DÍA 10 (50 días)
EL SUMMA 112 A LAS PUERTAS DE
CASA
Aquella mañana era de sábado,
igual que lo es ésta desde la que lo recuerdo y escribo. Hacía sol y yo me
comportaba como una auténtica indiscreta mirando constantemente lo que pasaba
fuera. El jardín empezaba a estar tocado por la primavera, pero al lado de sus
barrotes rojos vi aparcado un coche del SUMMA 112. ¿Habrá pasado algo? -pensé-.
Transcurrido un rato, el coche se
fue, pero enseguida llegó una unidad más grande. Un hombre y una mujer vestidos con EPIs descendieron del vehículo. Yo quitaba dentro el polvo de las
estanterías, barría la casa, pero no dejaba de estar pendiente de la ventana.
¿Qué pasaría? ¿Sería alguien de mi misma escalera? ¿Quién necesitaba ayuda? No
sería de extrañar, estábamos en el pico de la epidemia y todo podía resultar,
si no normal, sí muy posible. Ni por un momento consideré la posibilidad de que
se tratara de otra enfermedad que no fuera la producida por el maldito
coronavirus. Dentro de casa, sonaba Louis Amstrong cantando What a wonderful
world.
Al cabo de un rato bajaron con
una mujer anciana a la que acercaron al coche en una especie de silla de ruedas
amarilla que más parecía una carreta que una silla. La mujer llevaba la máscara puesta y
gemía. Los sonidos en la ciudad tienden a subir hacia los pisos más altos, así que todo se escuchaba facilmente. La profesional sanitaria, con mascarilla y mampara ante su
cara le decía: “tranquila, corazón, que ya nos vamos; ya está, corazón, ya está”,
mientras su compañero sacaba la camilla y los dos juntos, a la de tres, pasaban
a la anciana de la silla a la camilla en un ejercicio de profesionalidad verdaderamente
admirable. La mujer seguía quejándose sin fuerzas, totalmente desmadejada y
ambos la consolaban mientras seguían con su protocolo. Yo ya me había
convertido, tal vez en una cotilla, una morbosa o no sé si en la mismísima vieja
del visillo, pero la verdad es que me sentía verdaderamente traumatizada con la
escena a la vez que no podía dejar de observarla. Cuando ya creía que se subirían
al vehículo para encaminarse al Hospital con la mujer, vi que les faltaba un
último e importante ritual: desinfectar la silla y desinfectarse a sí mismos.
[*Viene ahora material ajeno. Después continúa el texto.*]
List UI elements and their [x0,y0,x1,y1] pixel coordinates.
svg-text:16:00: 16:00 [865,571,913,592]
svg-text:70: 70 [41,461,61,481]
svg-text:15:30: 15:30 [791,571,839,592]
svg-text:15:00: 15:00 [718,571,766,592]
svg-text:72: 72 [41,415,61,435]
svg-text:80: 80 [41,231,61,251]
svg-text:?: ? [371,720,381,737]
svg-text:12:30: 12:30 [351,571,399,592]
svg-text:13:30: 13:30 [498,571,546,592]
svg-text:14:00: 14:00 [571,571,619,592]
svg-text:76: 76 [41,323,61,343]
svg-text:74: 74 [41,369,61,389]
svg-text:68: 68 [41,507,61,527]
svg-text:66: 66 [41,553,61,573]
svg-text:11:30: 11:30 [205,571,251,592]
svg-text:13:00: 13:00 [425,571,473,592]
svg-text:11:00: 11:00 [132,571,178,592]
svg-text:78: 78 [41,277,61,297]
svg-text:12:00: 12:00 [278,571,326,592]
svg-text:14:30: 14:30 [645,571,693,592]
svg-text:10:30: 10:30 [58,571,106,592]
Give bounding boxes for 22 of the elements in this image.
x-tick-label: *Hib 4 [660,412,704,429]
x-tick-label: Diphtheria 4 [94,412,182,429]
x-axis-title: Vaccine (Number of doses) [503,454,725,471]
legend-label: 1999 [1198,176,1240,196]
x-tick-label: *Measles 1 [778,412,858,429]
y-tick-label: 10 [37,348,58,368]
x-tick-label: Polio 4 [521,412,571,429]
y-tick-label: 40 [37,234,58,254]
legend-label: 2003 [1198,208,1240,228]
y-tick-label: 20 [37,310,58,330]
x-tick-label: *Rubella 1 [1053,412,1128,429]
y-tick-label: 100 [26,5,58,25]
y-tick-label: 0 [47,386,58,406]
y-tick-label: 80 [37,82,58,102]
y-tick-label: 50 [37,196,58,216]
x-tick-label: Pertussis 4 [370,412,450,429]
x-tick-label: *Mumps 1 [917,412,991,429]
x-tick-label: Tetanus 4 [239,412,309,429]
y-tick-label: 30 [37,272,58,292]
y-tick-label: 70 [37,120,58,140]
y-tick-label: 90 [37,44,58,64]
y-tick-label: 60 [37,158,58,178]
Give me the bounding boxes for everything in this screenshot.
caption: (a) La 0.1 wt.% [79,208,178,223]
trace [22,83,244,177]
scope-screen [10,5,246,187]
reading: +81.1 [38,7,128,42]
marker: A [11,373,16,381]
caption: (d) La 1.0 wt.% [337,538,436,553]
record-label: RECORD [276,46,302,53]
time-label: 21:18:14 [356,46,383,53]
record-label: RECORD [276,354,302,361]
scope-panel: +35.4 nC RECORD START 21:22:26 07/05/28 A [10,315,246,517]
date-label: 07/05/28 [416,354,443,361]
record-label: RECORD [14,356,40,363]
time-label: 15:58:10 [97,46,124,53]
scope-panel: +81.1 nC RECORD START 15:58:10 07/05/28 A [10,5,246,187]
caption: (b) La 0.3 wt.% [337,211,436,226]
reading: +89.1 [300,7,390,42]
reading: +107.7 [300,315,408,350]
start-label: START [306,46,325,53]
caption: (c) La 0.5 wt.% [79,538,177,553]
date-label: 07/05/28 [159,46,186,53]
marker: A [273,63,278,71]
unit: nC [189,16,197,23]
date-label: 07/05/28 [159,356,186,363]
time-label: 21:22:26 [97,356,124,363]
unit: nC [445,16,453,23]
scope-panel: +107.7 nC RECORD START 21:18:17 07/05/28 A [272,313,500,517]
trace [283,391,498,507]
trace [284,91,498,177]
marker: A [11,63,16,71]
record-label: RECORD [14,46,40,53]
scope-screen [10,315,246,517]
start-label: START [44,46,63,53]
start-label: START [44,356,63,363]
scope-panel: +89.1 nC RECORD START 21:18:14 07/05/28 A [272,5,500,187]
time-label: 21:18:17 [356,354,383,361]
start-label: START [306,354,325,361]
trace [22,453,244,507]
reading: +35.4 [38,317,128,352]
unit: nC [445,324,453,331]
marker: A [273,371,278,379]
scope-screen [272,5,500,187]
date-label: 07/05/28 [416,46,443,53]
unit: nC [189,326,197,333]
Sacaron unos grandes pulverizadores y, tras rociar la silla de arriba
abajo, hicieron lo propio el uno con el otro por todo su traje de otro mundo.
Mientras uno de los dos ponía los brazos en cruz, el otro le lanzaba su vapor
líquido por todo su traje protector, por detrás y por delante. Después,
invirtieron los papeles. Fue entonces cuando, al terminar, subieron a la unidad
y se encaminaron calle abajo con la enferma dejándome un regusto amargo por la
mujer y otro regusto enternecedor por el exquisito trabajo de los profesionales sanitarios.
Desgraciadamente, esa sí era la nueva normalidad de aquellos días, ese término que
tanto se usa ahora, cuando comenzamos a relajar ya un poquito la presión.
Cerré la ventana. Luois Amstrong
ya había terminado la canción.
Ver la
muerte a la puerta
como un
tatuaje gris en la memoria
por los ojos grabado.
No hay
piel para las últimas caricias.
.
A día de hoy:
- Seguimos confinados no del todo
- Ya tenemos calendario de "desescalada" (por fases)
- Desde hoy podemos pasear por turnos unas horas.